An Imaginative Journey Deeper Into K-12 State Reporting

It’s the third day of the new decade and I’m feeling good, Nina Simone. Before 2019 closed out, I had a chance to listen to a talk on the Future of Data Engineering and I had just watched another nice prose-like approach to explaining Airflow. I was most drawn to how they talked about their data engineering journey in stages and I want to emulate that with my current work in K-12 state reporting.

Unfortunately, unlike these nicely prepared presentations, my blog posts will wind frequently as I figure it all out. I’ll start with a contextualization of the challenge I’m trying to tackle in 2020 and beyond.

Context

I currently work at an innovative charter school organization in the Bay Area and Washington state. When I joined, they had already done significant work to automate a lot of daily tasks using Python/Jupyter Notebooks. There was some work being done on Airflow, but last summer, we kicked that work into overdrive. My primary responsibilites have been reporting student and staff level data to the state. The primary method for districts to submit data is through .txt flat files. Much of the work is abstracted to Student Information Systems (SIS) which are responsible for creating and maintaining the state reporting engines to meet the requirements that the state provides. As one can imagine, every school has a different structure (think traditional school year vs. year-long schools) and providing software that meets every need is challenging. The SIS engines work well enough (certainly way better than expecting individual districts to have the resources to meet these requirements on their own), but they aren’t perfect. Additionally, this work is time consuming and with limited resources for both charter and non-charter K-12 districts, it’s imperative to find and maximize any efficiency edge.

Reimagining State Reporting

I was driving down to LA and was having a nice career chat with my significant other when it hit me: I’m learning data engineering and state reporting has plenty of opportunities to bring data engineering tools to bear on new-but-familiar problems. For now, I’ll summarize the big buckets that will be my focus, most of which came from that car ride and all of which are constantly subject to change.

Automation

Though state reporting requirements change year to year, most of the mechanics are fairly constant:

Download the file
Submit the file to the state system
Receive and resolve errors
Validate the final submission against expected values (QA)

It’s time consuming, but such a good opportunity for a computer to do what a computer does best: get. stuff. done. and fast. and tirelessly.

Monitoring

Although my primary responsibility is to report the data, the data is often changed by other parties.

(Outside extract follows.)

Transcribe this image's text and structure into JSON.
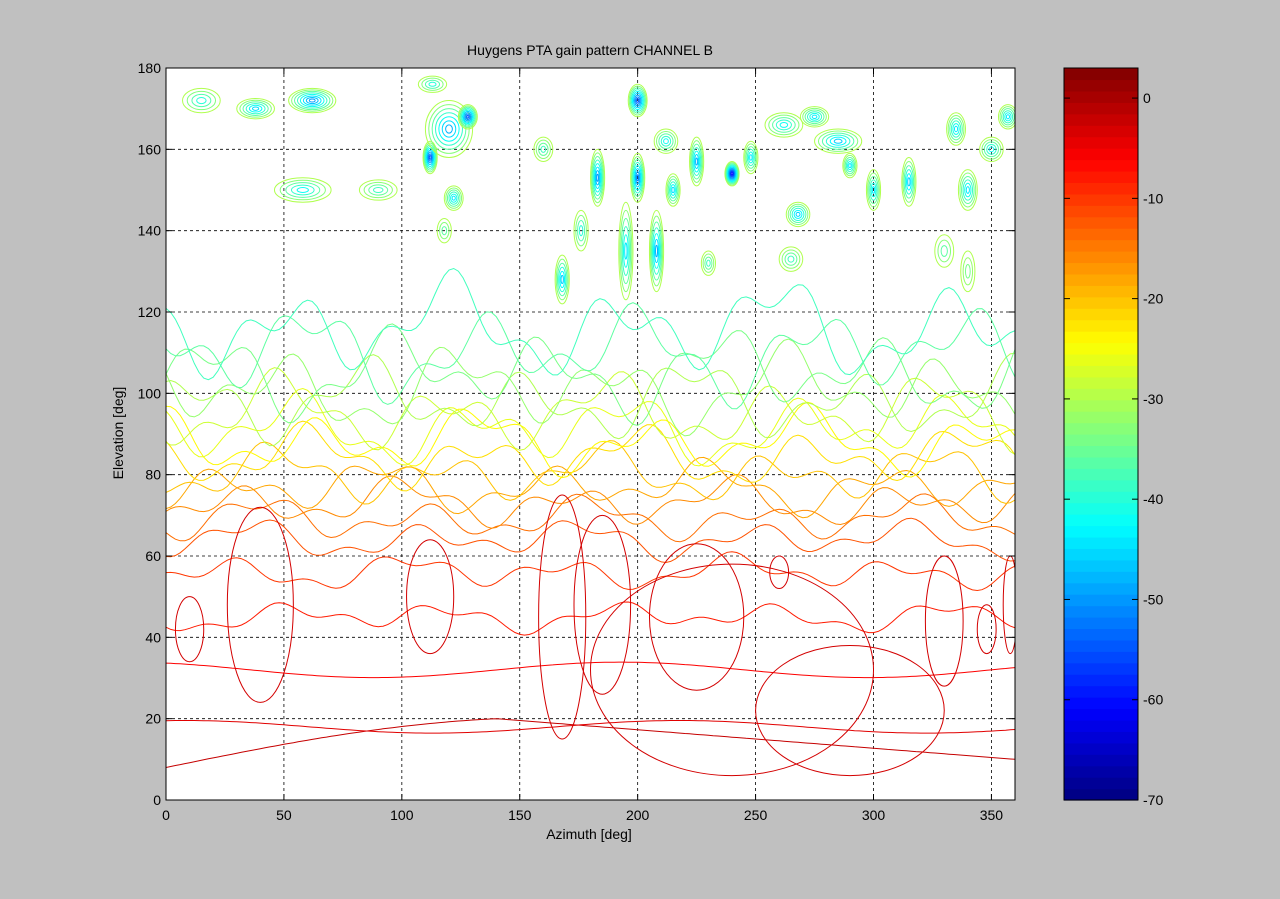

With so many hands in the kitchen, sometimes data is injected into the system that will be flagged later as an issue when I submit the data. We don’t quite need a data streaming monitoring solution, but even a daily download of changes made in systems can reveal early points of concerns. Additionally, it’s occasionally helpful (and maybe even critical) to know about data even further in the past. In “the moment” monitoring will allow us to address issues without waiting until the issue is no longer top of mind.

Validation

As hinted in the last two buckets, state reporting requires robust data validation. We need to validate that the data will be accepted by the state system (e.g. correct code combinations) and that it’s the data that we expect (i.e. a reported absence actually happened). The latter is a much harder problem to solve for and we try to proxy/sanity check as best as possible (e.g. if school faculty incorrectly input an absence, we have no way of confirming this data using the system alone). In fact, this is probably the most critical bucket as far as I can tell. We have to have confidence in any deployed solution because it’s ultimately a compliance issue and an audit risk.

Immediate Next Steps

I titled this an imaginative journey because there’s an element of tackling the unknown and searching for best practices across different sectors. I think feeling as excited as I do about this work gives me a sense of peace that I’m on the right track for now. For next steps, I’m going to work on deploying Airflow DAGs to production for the first time in this work (and ever! Jeepers!) and I look forward to writing more about the motivations and challenges in that work as it progresses. I’m also working (and hopefully collaborating soon!!) on developing an open source data extraction tool for CALPADS, the state apparatus for reporting data in California. As these different pieces come together, writing about them will certainly be the best part. In the future, I will continue staying plugged in and listening to more presentations for inspiration. I’ll be making a concerted effort to finding a range of diverse resources particularly from women and other underrepresented folks in tech.